I’m sitting at my desk right now covered in a glossy glaze of my own perspiration. It’s been quite a long time since I’ve felt this way. Hungry, bordering on ravenous. Tired, a fatigue has set into my legs and arms. My chest still feels the burn of a prolonged struggle for air. And happy, a curious sensation that manages to exceed mere contentment. I just went for a “run.”
My activity feed on Strava shows me that the last time I went and did this, with purpose, was early July of last year. In the intervening near-year, I’ve been seen at the ER a handful of times. Made near constant pilgrimage to a variety of doctors, including neurological specialists. Had my head scanned. My abdomen probed. My fat ass weighed. And from this, I’ve received a singular meaningful diagnosis. One that I could have probably figured out on my own had I just hit the trail.

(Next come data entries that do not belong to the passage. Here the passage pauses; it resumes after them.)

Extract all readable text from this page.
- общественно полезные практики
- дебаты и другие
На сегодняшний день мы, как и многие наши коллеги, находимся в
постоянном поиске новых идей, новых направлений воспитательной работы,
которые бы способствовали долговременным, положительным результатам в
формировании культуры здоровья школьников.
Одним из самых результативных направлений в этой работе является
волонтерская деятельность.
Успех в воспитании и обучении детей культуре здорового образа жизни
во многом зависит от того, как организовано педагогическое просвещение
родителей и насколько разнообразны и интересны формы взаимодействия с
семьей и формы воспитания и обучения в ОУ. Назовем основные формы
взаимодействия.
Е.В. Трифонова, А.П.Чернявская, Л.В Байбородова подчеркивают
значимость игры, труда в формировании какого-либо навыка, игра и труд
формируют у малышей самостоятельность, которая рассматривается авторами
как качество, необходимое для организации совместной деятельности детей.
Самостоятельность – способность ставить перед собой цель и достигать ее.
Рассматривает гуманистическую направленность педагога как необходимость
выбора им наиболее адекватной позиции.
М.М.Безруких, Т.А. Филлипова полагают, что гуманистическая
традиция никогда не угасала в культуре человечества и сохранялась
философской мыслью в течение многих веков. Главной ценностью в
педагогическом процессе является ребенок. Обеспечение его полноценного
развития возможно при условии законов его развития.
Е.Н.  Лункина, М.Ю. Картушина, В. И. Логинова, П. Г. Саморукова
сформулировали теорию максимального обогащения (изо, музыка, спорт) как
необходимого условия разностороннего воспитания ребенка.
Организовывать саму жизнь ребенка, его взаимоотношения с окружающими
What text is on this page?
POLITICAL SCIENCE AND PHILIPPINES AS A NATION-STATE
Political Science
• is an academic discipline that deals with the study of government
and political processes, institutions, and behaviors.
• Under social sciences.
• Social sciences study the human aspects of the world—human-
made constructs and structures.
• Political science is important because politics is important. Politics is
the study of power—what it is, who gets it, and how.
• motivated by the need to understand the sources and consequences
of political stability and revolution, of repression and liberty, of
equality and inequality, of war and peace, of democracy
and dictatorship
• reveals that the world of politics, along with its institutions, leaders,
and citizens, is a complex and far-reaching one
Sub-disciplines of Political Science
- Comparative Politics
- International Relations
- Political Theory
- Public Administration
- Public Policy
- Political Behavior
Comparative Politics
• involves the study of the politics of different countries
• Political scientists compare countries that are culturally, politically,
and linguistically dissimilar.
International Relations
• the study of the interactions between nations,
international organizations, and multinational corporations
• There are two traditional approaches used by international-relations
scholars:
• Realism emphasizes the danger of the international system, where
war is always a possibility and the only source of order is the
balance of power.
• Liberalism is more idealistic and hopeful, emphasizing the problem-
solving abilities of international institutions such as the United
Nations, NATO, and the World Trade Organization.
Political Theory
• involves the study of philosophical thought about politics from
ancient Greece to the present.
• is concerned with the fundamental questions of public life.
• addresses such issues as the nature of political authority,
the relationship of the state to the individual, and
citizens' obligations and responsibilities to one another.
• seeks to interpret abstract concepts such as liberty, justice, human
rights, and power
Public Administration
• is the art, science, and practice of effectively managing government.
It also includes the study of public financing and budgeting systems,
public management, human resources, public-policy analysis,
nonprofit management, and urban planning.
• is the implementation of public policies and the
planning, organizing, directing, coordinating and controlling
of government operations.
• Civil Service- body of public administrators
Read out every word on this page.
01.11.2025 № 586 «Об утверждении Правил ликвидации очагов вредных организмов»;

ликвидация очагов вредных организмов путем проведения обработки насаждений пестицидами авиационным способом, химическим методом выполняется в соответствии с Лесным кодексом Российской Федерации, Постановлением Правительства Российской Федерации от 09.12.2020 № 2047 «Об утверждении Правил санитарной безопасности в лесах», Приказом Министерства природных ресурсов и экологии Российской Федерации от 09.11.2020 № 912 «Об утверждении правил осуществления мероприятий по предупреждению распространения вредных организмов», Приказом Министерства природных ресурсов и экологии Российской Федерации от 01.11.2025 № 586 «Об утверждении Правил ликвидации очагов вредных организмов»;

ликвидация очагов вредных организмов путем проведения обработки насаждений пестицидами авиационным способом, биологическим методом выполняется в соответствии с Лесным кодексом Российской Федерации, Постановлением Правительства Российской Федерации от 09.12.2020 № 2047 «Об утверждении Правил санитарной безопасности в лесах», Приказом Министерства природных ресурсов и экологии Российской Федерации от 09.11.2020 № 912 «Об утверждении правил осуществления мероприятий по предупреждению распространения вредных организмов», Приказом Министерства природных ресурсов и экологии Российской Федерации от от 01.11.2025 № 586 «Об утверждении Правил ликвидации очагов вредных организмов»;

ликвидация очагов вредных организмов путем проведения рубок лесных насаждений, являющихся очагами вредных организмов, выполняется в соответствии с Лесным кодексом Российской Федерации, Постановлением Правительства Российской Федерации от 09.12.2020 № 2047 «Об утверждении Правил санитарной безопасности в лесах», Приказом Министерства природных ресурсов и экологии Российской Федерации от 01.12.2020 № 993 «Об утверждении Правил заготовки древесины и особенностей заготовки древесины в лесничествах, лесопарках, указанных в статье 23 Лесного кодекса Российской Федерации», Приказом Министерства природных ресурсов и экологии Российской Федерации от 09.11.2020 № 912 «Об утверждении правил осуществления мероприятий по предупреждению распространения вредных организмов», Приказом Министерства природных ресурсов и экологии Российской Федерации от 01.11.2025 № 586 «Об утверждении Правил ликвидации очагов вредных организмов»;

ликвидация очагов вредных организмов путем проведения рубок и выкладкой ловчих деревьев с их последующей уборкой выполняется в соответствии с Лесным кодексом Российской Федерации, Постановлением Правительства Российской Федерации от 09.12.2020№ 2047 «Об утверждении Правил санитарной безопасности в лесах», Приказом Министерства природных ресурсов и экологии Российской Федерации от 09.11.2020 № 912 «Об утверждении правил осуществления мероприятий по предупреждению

“You don’t work well,” is a pretty good if somewhat broad summary of FND. Context being the missing component of that review. I don’t believe that I’m a particularly misanthropic person. In fact, I like most of you and even love a few of you. That said, when I’m around you all for too long there is this sensation of weight that sort of builds up on the back of my neck. I can’t shake it. Eventually, you’ll see me at the coffee shop and wanting to hang out with that nice guy you met once you’ll great me. I’ll trip all over myself, saturated in self-consciousness that makes my throat tighten and turns my words into an aphasic mess. Often, it feels like it gets worse as we chat. Eventually, I’ll slink off to my castle on this island where I can be alone.
Last night I got a call from my Cousin Chad who suggested that I just go for a walk. Chad, I did. And while I’m not cured I can feel some small fraction of the weight I’ve taken on lifting.